Moonpig, the online mail order greeting card service is accountable for a flaw that exposes personal records and partial credit card details for over three million customers. This flaw persisted and was not snuffed out until 18 months after it was reported.
Developer Paul Price is responsible for identifying it and privately reporting it to the authorities concerned. This security loophole posed a significant threat since anyone could imitate another user of the website, giving them access to their credit card details, names, birth dates, email and street addresses- all of these could be accessed by changing the customer identification number sent in an API request. This insecure API gave out credit card expiry dates and the last four digits of their credit card details.
“I’ve seen some half-arsed security measures in my time but this just takes the biscuit. Whoever architect this system needs to be waterboarded,” Price commented.
He further explained, “Every API request is like this: there’s no authentication at all and you can pass in any customer ID to impersonate them. An attacker could easily place orders on other customers’ accounts, add or retrieve card information, view saved addresses, view orders and much more.”
In spite of being notified of the flaw in August 2013, and being sent a follow up email in September, the problem was procrastinated as it was pushed to be resolved “after Christmas.” Finding the mail order greeting service’s team non-responsive and the flaw still out there serving as a cash-cow for the vandals and hacker bots to take advantage of, Price decided to make the flaw public to “force Moonpig to fix the issue and protect the privacy of their customers”.

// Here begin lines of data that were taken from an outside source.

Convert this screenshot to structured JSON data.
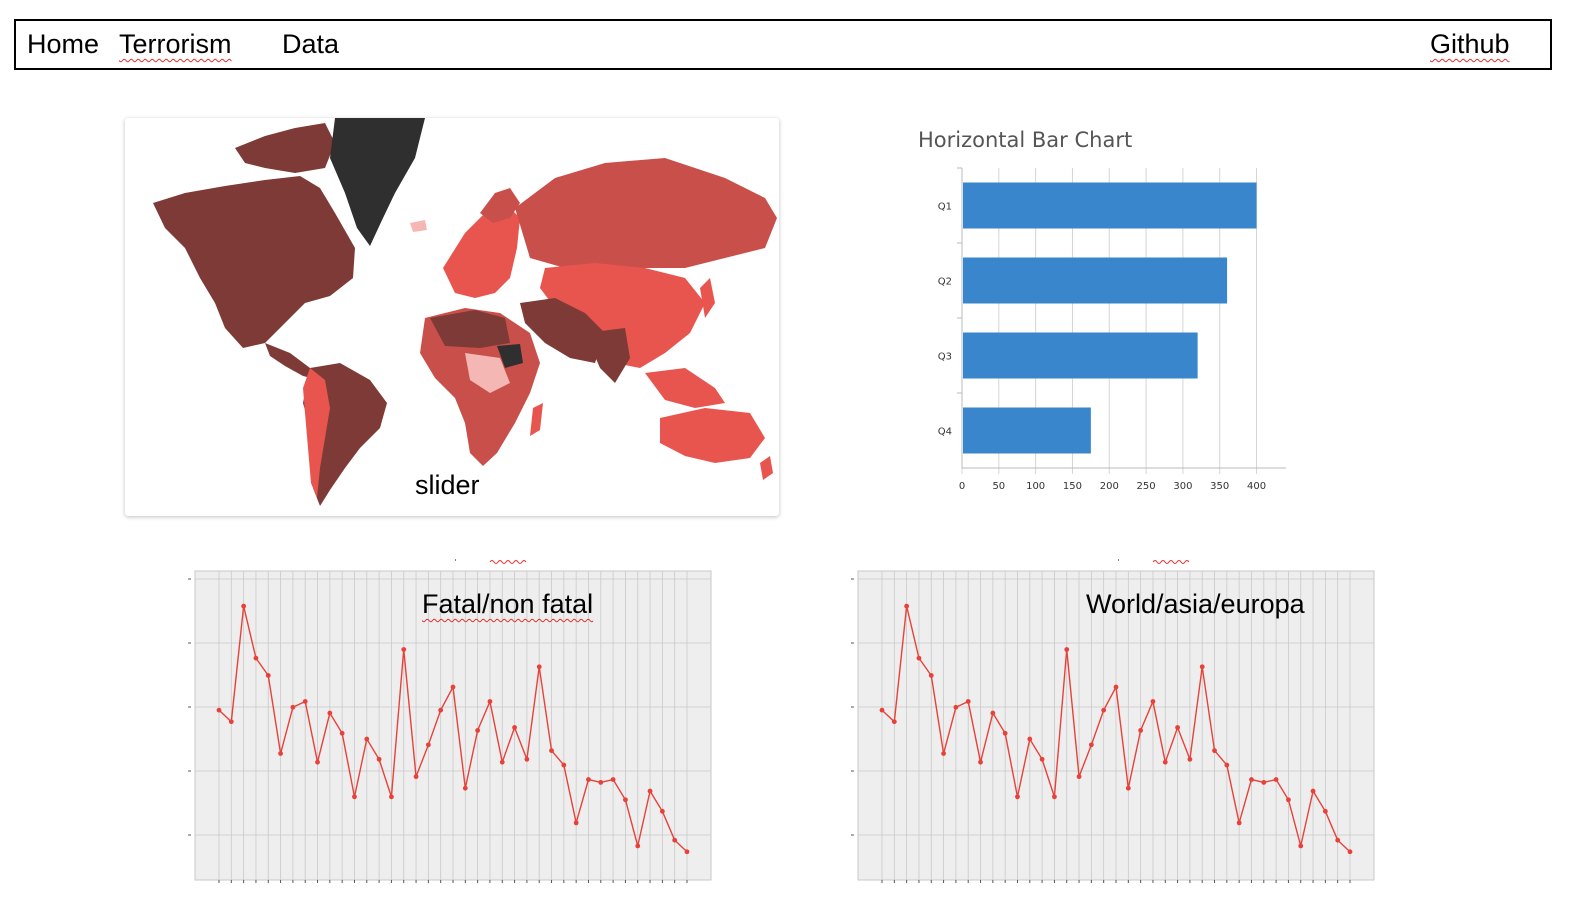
{
  "nav": {
    "home": "Home",
    "terrorism": "Terrorism",
    "data": "Data",
    "github": "Github"
  },
  "map_card": {
    "label": "slider"
  },
  "bar_chart": {
    "type": "bar",
    "orientation": "horizontal",
    "title": "Horizontal Bar Chart",
    "categories": [
      "Q1",
      "Q2",
      "Q3",
      "Q4"
    ],
    "values": [
      400,
      360,
      320,
      175
    ],
    "xticks": [
      0,
      50,
      100,
      150,
      200,
      250,
      300,
      350,
      400
    ],
    "xlim": [
      0,
      440
    ],
    "grid": true,
    "color": "#3a86cd"
  },
  "line_chart_left": {
    "overlay": "Fatal/non fatal"
  },
  "line_chart_right": {
    "overlay": "World/asia/europa"
  },
  "chart_data": [
    {
      "type": "bar",
      "orientation": "horizontal",
      "title": "Horizontal Bar Chart",
      "categories": [
        "Q1",
        "Q2",
        "Q3",
        "Q4"
      ],
      "values": [
        400,
        360,
        320,
        175
      ],
      "xlim": [
        0,
        440
      ]
    },
    {
      "type": "line",
      "title": "",
      "color": "#e8413a",
      "grid": true,
      "background": "#eeeeee",
      "ylim": [
        0,
        100
      ],
      "values": [
        56,
        52,
        92,
        74,
        68,
        41,
        57,
        59,
        38,
        55,
        48,
        26,
        46,
        39,
        26,
        77,
        33,
        44,
        56,
        64,
        29,
        49,
        59,
        38,
        50,
        39,
        71,
        42,
        37,
        17,
        32,
        31,
        32,
        25,
        9,
        28,
        21,
        11,
        7
      ]
    },
    {
      "type": "line",
      "title": "",
      "color": "#e8413a",
      "grid": true,
      "background": "#eeeeee",
      "ylim": [
        0,
        100
      ],
      "values": [
        56,
        52,
        92,
        74,
        68,
        41,
        57,
        59,
        38,
        55,
        48,
        26,
        46,
        39,
        26,
        77,
        33,
        44,
        56,
        64,
        29,
        49,
        59,
        38,
        50,
        39,
        71,
        42,
        37,
        17,
        32,
        31,
        32,
        25,
        9,
        28,
        21,
        11,
        7
      ]
    }
  ],
  "colors": {
    "map_dark": "#2f2f2f",
    "map_maroon": "#7d3a36",
    "map_red": "#c9504a",
    "map_bright": "#e8554e",
    "map_pink": "#f4b7b3"
  }
}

Mail order greeting service, Moonpig, in response, has taken the app offline. A spokesperson for Moonpig said, “The security of your shopping experience at Moonpig is extremely important to us and we are investigating the details behind today’s report as a priority. As a precaution, our Apps will be unavailable for a time whilst we conduct these investigations and we will work to resume a normal service as soon as possible. The desktop and mobile websites are unaffected.”